Ministry.  What is it?  How do we do it?  Ministry, as I understand it, can be done anywhere by anyone.  As I think of ministry for myself, I cannot extricate my idea of ministry from my idea of the divine, and frankly, I haven’t come up with a better way of speaking of the divine than Paul Tillich who uses the language of the ground of being.  To me, the divine is that which undergirds, transcends, connects and enlivens all that is.  It is in and through everything, while also being beyond that.  My feeling of connection to the divine, and through the divine to the world around me, has pushed me to think about framing my life’s work as ministry.  So the divine (God), the ground of our very being, is at the center of my idea of ministry.  Jesus falls further to the periphery (which is why I am not always sure that I belong in the Christian tradition or HOW I belong there).  Jesus does have a place in my concept of ministry, an important place, at that.  Jesus has a very human place: it is the place of teacher, example, role model.  He holds the place of revelation – one whose life and deeds were in fact transparent beyond himself, transparent to the ground of being.  Was he the final revelation?  I have my own verdict on that, and I have to admit, it’s a point of contention between me and our dear friend Paul T.
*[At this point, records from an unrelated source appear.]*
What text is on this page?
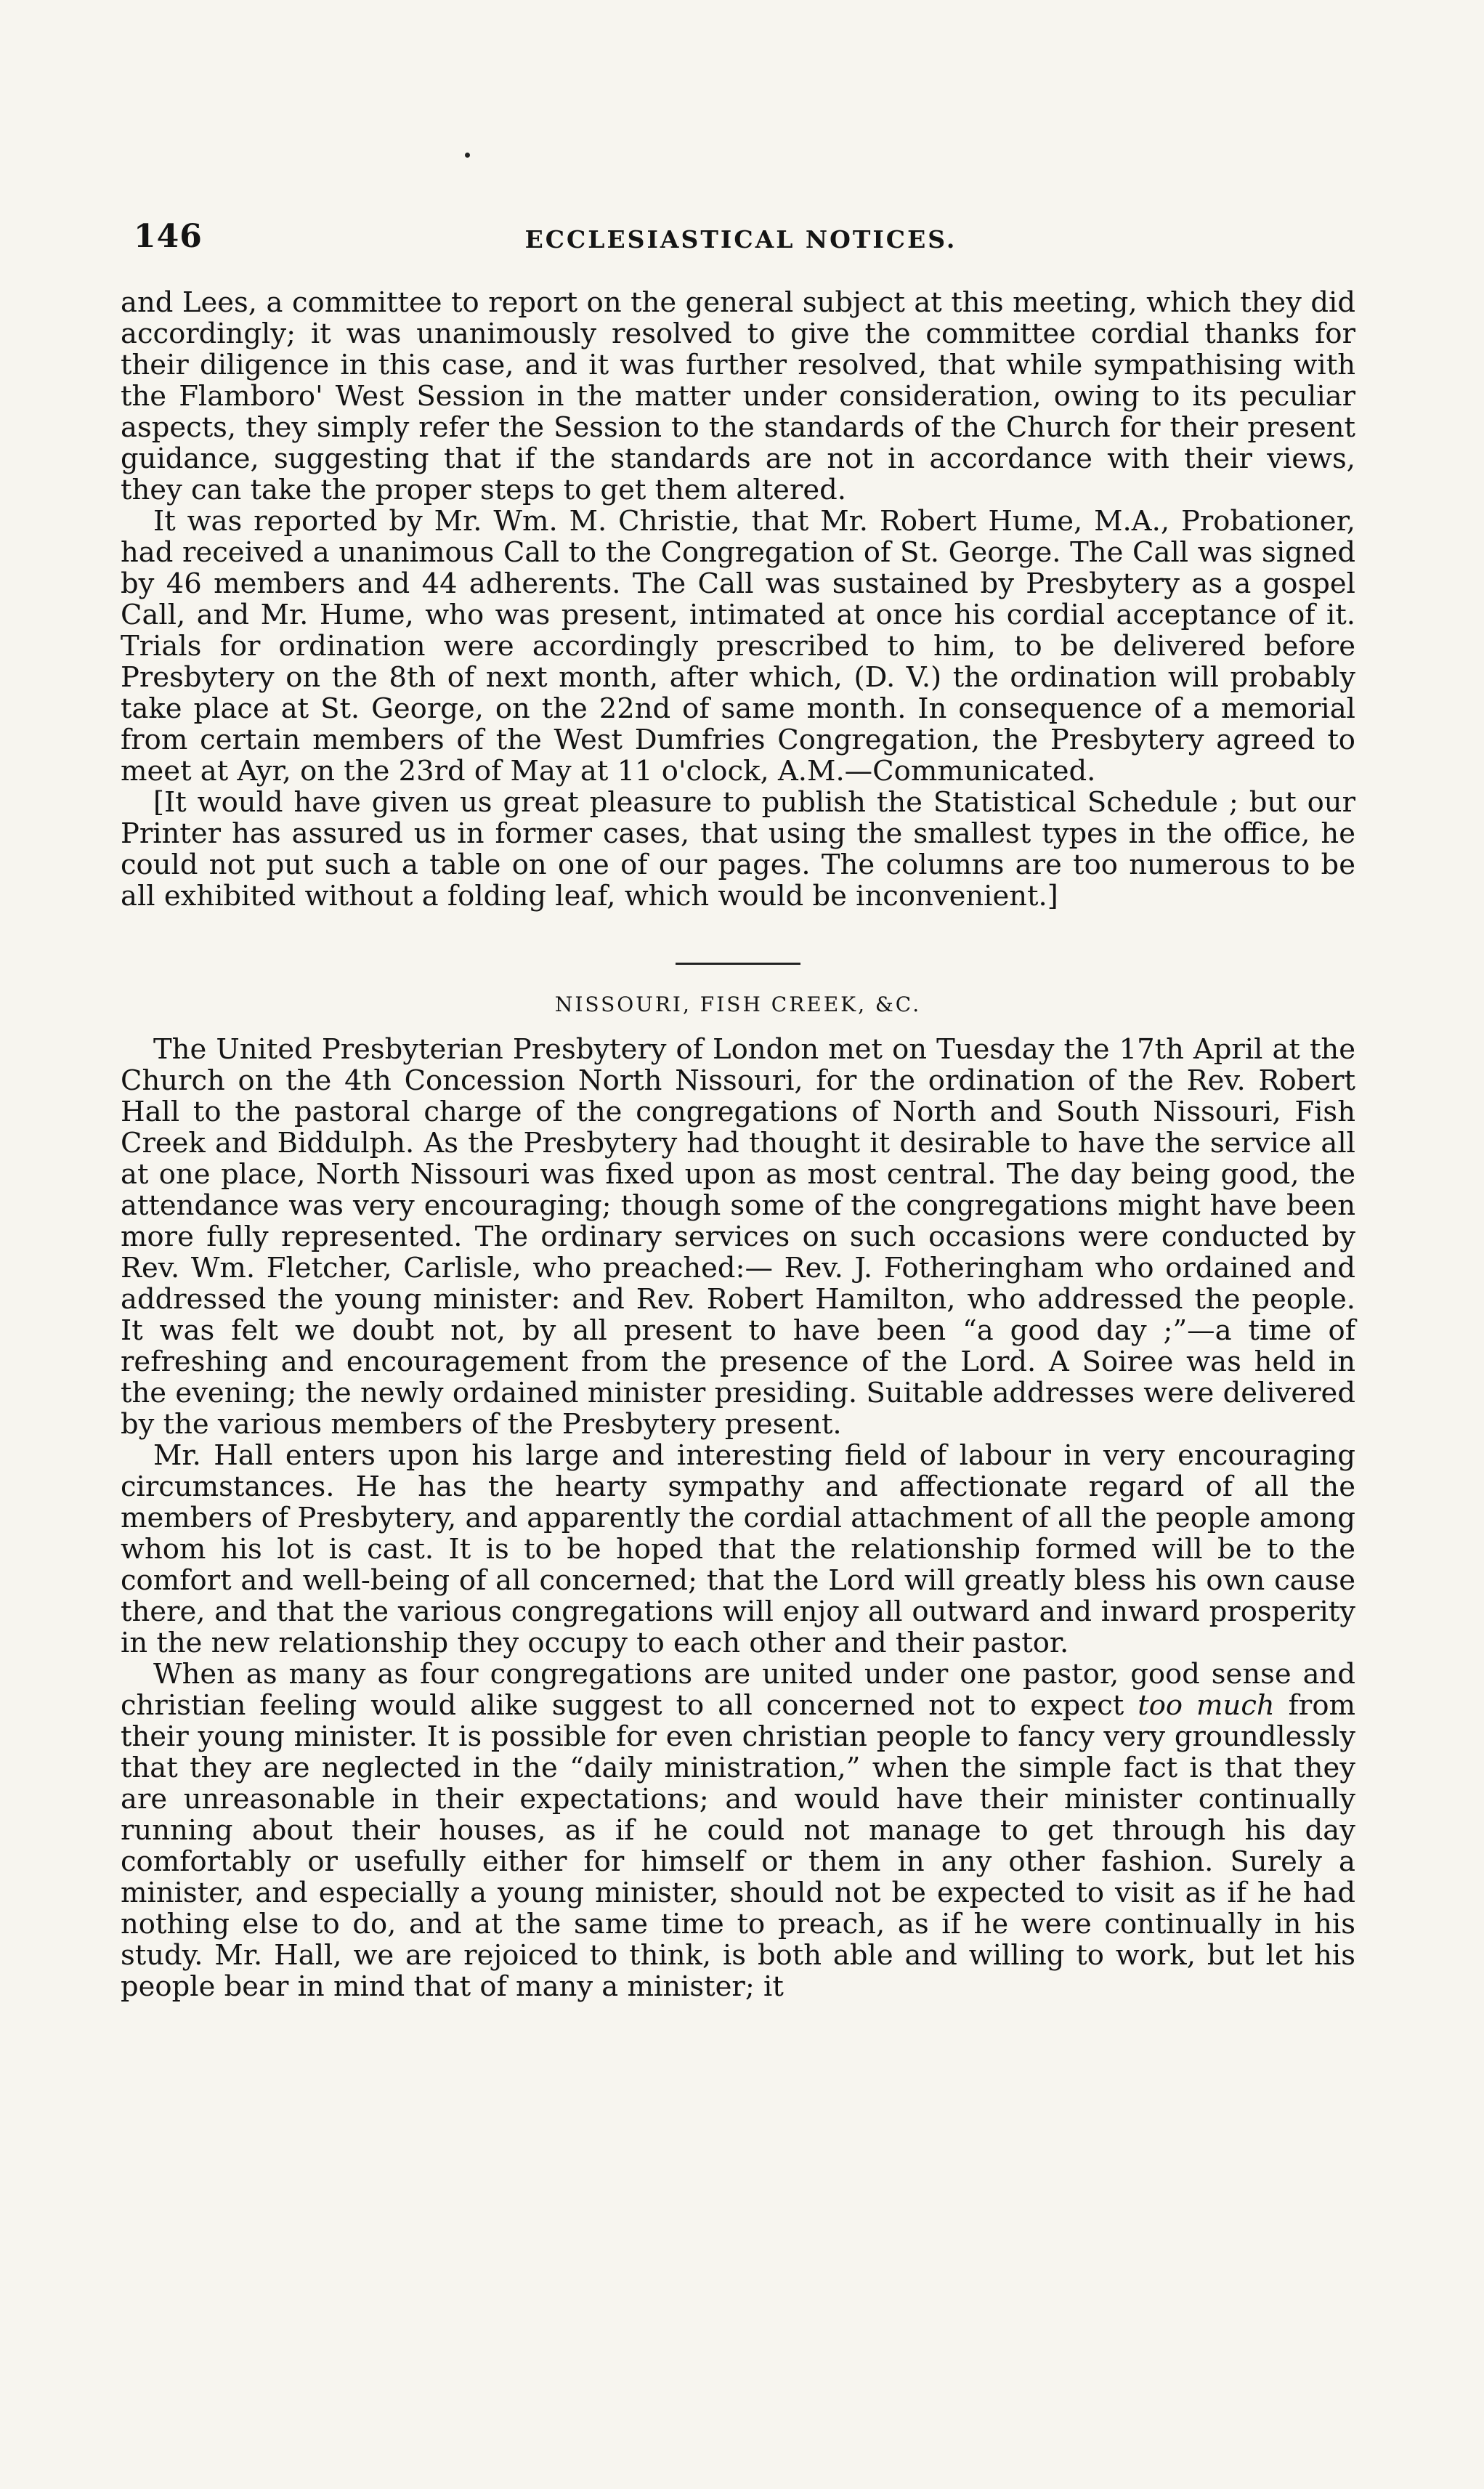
146	ECCLESIASTICAL NOTICES.

and Lees, a committee to report on the general subject at this meeting, which they did accordingly; it was unanimously resolved to give the committee cordial thanks for their diligence in this case, and it was further resolved, that while sympathising with the Flamboro' West Session in the matter under consideration, owing to its peculiar aspects, they simply refer the Session to the standards of the Church for their present guidance, suggesting that if the standards are not in accordance with their views, they can take the proper steps to get them altered.

It was reported by Mr. Wm. M. Christie, that Mr. Robert Hume, M.A., Probationer, had received a unanimous Call to the Congregation of St. George. The Call was signed by 46 members and 44 adherents. The Call was sustained by Presbytery as a gospel Call, and Mr. Hume, who was present, intimated at once his cordial acceptance of it. Trials for ordination were accordingly prescribed to him, to be delivered before Presbytery on the 8th of next month, after which, (D. V.) the ordination will probably take place at St. George, on the 22nd of same month. In consequence of a memorial from certain members of the West Dumfries Congregation, the Presbytery agreed to meet at Ayr, on the 23rd of May at 11 o'clock, A.M.—Communicated.

[It would have given us great pleasure to publish the Statistical Schedule ; but our Printer has assured us in former cases, that using the smallest types in the office, he could not put such a table on one of our pages. The columns are too numerous to be all exhibited without a folding leaf, which would be inconvenient.]

NISSOURI, FISH CREEK, &C.

The United Presbyterian Presbytery of London met on Tuesday the 17th April at the Church on the 4th Concession North Nissouri, for the ordination of the Rev. Robert Hall to the pastoral charge of the congregations of North and South Nissouri, Fish Creek and Biddulph. As the Presbytery had thought it desirable to have the service all at one place, North Nissouri was fixed upon as most central. The day being good, the attendance was very encouraging; though some of the congregations might have been more fully represented. The ordinary services on such occasions were conducted by Rev. Wm. Fletcher, Carlisle, who preached:— Rev. J. Fotheringham who ordained and addressed the young minister: and Rev. Robert Hamilton, who addressed the people. It was felt we doubt not, by all present to have been “a good day ;”—a time of refreshing and encouragement from the presence of the Lord. A Soiree was held in the evening; the newly ordained minister presiding. Suitable addresses were delivered by the various members of the Presbytery present.

Mr. Hall enters upon his large and interesting field of labour in very encouraging circumstances. He has the hearty sympathy and affectionate regard of all the members of Presbytery, and apparently the cordial attachment of all the people among whom his lot is cast. It is to be hoped that the relationship formed will be to the comfort and well-being of all concerned; that the Lord will greatly bless his own cause there, and that the various congregations will enjoy all outward and inward prosperity in the new relationship they occupy to each other and their pastor.

When as many as four congregations are united under one pastor, good sense and christian feeling would alike suggest to all concerned not to expect too much from their young minister. It is possible for even christian people to fancy very groundlessly that they are neglected in the “daily ministration,” when the simple fact is that they are unreasonable in their expectations; and would have their minister continually running about their houses, as if he could not manage to get through his day comfortably or usefully either for himself or them in any other fashion. Surely a minister, and especially a young minister, should not be expected to visit as if he had nothing else to do, and at the same time to preach, as if he were continually in his study. Mr. Hall, we are rejoiced to think, is both able and willing to work, but let his people bear in mind that of many a minister; it
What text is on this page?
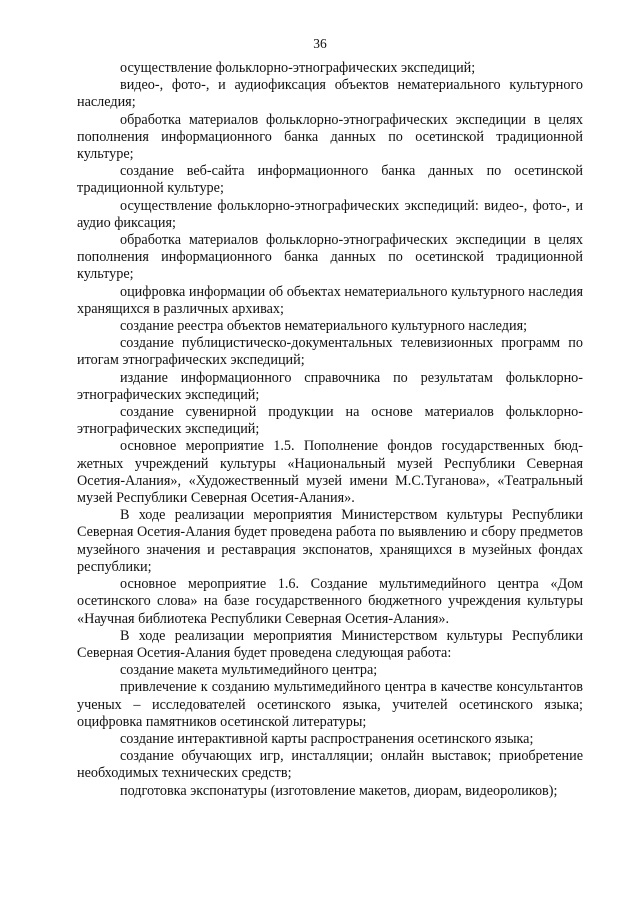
36

осуществление фольклорно-этнографических экспедиций;

видео-, фото-, и аудиофиксация объектов нематериального культурного наследия;

обработка материалов фольклорно-этнографических экспедиции в целях пополнения информационного банка данных по осетинской традиционной культуре;

создание веб-сайта информационного банка данных по осетинской традиционной культуре;

осуществление фольклорно-этнографических экспедиций: видео-, фото-, и аудио фиксация;

обработка материалов фольклорно-этнографических экспедиции в целях пополнения информационного банка данных по осетинской традиционной культуре;

оцифровка информации об объектах нематериального культурного наследия хранящихся в различных архивах;

создание реестра объектов нематериального культурного наследия;

создание публицистическо-документальных телевизионных программ по итогам этнографических экспедиций;

издание информационного справочника по результатам фольклорно-этнографических экспедиций;

создание сувенирной продукции на основе материалов фольклорно-этнографических экспедиций;

основное мероприятие 1.5. Пополнение фондов государственных бюджетных учреждений культуры «Национальный музей Республики Северная Осетия-Алания», «Художественный музей имени М.С.Туганова», «Театральный музей Республики Северная Осетия-Алания».

В ходе реализации мероприятия Министерством культуры Республики Северная Осетия-Алания будет проведена работа по выявлению и сбору предметов музейного значения и реставрация экспонатов, хранящихся в музейных фондах республики;

основное мероприятие 1.6. Создание мультимедийного центра «Дом осетинского слова» на базе государственного бюджетного учреждения культуры «Научная библиотека Республики Северная Осетия-Алания».

В ходе реализации мероприятия Министерством культуры Республики Северная Осетия-Алания будет проведена следующая работа:

создание макета мультимедийного центра;

привлечение к созданию мультимедийного центра в качестве консультантов ученых – исследователей осетинского языка, учителей осетинского языка; оцифровка памятников осетинской литературы;

создание интерактивной карты распространения осетинского языка;

создание обучающих игр, инсталляции; онлайн выставок; приобретение необходимых технических средств;

подготовка экспонатуры (изготовление макетов, диорам, видеороликов);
So, this gives me a place to begin: ministry with God at its center and Jesus as the example.

What about an image?  Ministry is a collage, an image made of pieces of other images, a whole consisting of scraps of multi-colored paper.  It looks different for everyone who does it, and to do it well, one must do it authentically, honoring one’s own strengths and weaknesses and being open to how these strengths and weaknesses meet the needs and wonders of the world.  Back to the collage image: I remember talking with my dad when I was a kid and him telling me that one of the things he loves about being a minister is that ministry requires him to be a generalist – to learn foreign languages, preach sermons, build water tanks, act as a social advocate, serve as counselor and teacher, balance a budget, practice empowerment, do community organizing, and simply spend time building relationships with a myriad of people all over the world.  Granted my father (and mother’s) practice of ministry is unusual – picking up and moving, usually halfway around the world, every 4 to 7 years.  So my image of ministry as a collage, as pasting together bits of other images, creating a role out of pieces of other roles, comes first, perhaps, from watching my parents.  For this assignment, while I understand ministry as a collage, I will focus on a couple of aspects of this collage, a couple of color themes that I think run through the larger image.  The image of ministry as collage also fits with me and who I am, the stories that I tell, for I often feel as if I am made from pieces of fabric or paper acquired over my life, scraps of culture and language and story, different names, even, pasted together to form a single entity: myself.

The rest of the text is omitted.